Don’t Forget About Working Capital

All business owners should be looking at their financial statements on a monthly basis. Most business owners, and understandably so, will look to their income to see if they have generated a profit for the period. A lot of owners that I have encountered are “happy” as long as they see positive income at the end of the month, but what about other items that may not be so apparent?

Working capital is an important component of a company’s overall financial health. If mismanaged, it could cause severe stress and cash flow issues for owners. Technically, working capital is simply a measure of a company’s short term financial health. It can be calculated as follows:

Working Capital = Current Assets – Current Liabilities

There are a lot of different variables and ways you can measure working capital (example being non-cash working capital), but in its simplest form it can be measured using the formula above. Having a positive working capital indicates that a company has the ability to meet its short term liabilities with its current assets. A positive working capital is an important measure should be reviewed on a monthly basis to ensure the business is healthy.

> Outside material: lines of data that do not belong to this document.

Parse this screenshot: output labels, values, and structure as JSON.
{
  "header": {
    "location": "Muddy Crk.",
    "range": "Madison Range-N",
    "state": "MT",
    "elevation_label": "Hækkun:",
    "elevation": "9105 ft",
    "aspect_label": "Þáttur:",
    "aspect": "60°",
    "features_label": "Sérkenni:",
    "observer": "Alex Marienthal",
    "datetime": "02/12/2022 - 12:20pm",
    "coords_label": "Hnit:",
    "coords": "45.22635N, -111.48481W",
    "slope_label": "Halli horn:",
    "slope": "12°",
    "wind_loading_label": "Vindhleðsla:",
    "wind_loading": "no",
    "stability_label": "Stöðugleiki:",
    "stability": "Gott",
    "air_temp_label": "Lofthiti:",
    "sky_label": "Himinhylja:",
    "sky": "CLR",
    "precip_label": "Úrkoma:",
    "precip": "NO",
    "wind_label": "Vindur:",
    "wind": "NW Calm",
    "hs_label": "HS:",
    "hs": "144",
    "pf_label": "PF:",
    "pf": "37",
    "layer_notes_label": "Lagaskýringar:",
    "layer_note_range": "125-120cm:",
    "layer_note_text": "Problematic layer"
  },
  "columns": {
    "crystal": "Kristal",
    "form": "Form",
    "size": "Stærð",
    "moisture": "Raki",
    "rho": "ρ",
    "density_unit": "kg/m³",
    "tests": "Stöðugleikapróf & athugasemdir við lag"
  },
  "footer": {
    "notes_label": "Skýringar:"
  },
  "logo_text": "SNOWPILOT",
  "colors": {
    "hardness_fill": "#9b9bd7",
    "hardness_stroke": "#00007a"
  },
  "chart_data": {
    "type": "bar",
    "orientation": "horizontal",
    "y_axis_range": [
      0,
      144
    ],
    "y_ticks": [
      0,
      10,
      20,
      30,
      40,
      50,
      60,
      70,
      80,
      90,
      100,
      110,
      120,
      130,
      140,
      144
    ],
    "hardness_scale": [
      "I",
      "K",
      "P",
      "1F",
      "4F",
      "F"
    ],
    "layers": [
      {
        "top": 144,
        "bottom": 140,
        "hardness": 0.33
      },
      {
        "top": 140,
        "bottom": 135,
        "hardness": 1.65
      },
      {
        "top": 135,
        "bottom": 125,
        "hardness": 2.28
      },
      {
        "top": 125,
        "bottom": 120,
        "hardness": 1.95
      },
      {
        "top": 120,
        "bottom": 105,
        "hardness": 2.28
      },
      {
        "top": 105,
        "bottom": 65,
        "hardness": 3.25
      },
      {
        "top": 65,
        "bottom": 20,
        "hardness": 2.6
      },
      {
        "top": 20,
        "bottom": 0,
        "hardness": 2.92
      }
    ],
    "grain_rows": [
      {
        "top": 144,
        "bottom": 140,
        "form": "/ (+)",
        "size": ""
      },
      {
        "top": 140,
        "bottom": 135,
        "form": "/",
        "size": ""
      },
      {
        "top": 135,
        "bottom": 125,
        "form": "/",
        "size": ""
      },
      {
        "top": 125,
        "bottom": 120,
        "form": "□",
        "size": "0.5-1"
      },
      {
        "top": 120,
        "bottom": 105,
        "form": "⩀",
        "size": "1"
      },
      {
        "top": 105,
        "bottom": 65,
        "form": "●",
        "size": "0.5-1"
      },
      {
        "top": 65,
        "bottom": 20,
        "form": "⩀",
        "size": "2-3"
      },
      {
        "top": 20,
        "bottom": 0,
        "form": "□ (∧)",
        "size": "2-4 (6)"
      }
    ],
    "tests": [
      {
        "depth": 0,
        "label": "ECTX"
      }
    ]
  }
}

In addition to ensuring that the business can meet its short-term obligations, it’s important to analyze all factors contributing to the overall working capital and identify other issues. For example, by investigating your accounts receivable, you may discover that several accounts are overdue and need to be collected. This may trigger you to call your customers reminding them that payment is overdue, thereby triggering that customer to make a payment. Converting your accounts receivable into cash is very important to ensure proper cash flow into the business. The same goes for inventory. Be sure to maintain optimal inventory levels to ensure no excess cash is being tied up in your inventory that, instead, could be in your bank account.

Paying your vendors on time is important to maintain a healthy working capital. It ensures smoother cash flow management and avoids vendor frustration. Delayed payments or a shrinking working capital balance may be a sign of deeper issues. In this case, you may need to look at your profitability, margins and actual cash flows of the business as it is likely that the business is not generating sufficient cash flow to meet current obligations.

At the end of day every owner should be looking at their balance sheet once a month to assess their working capital position, identify problem areas and ensure that there is no cash tied up in their balances. Doing this will detect issues early in the process and help with cash flow management.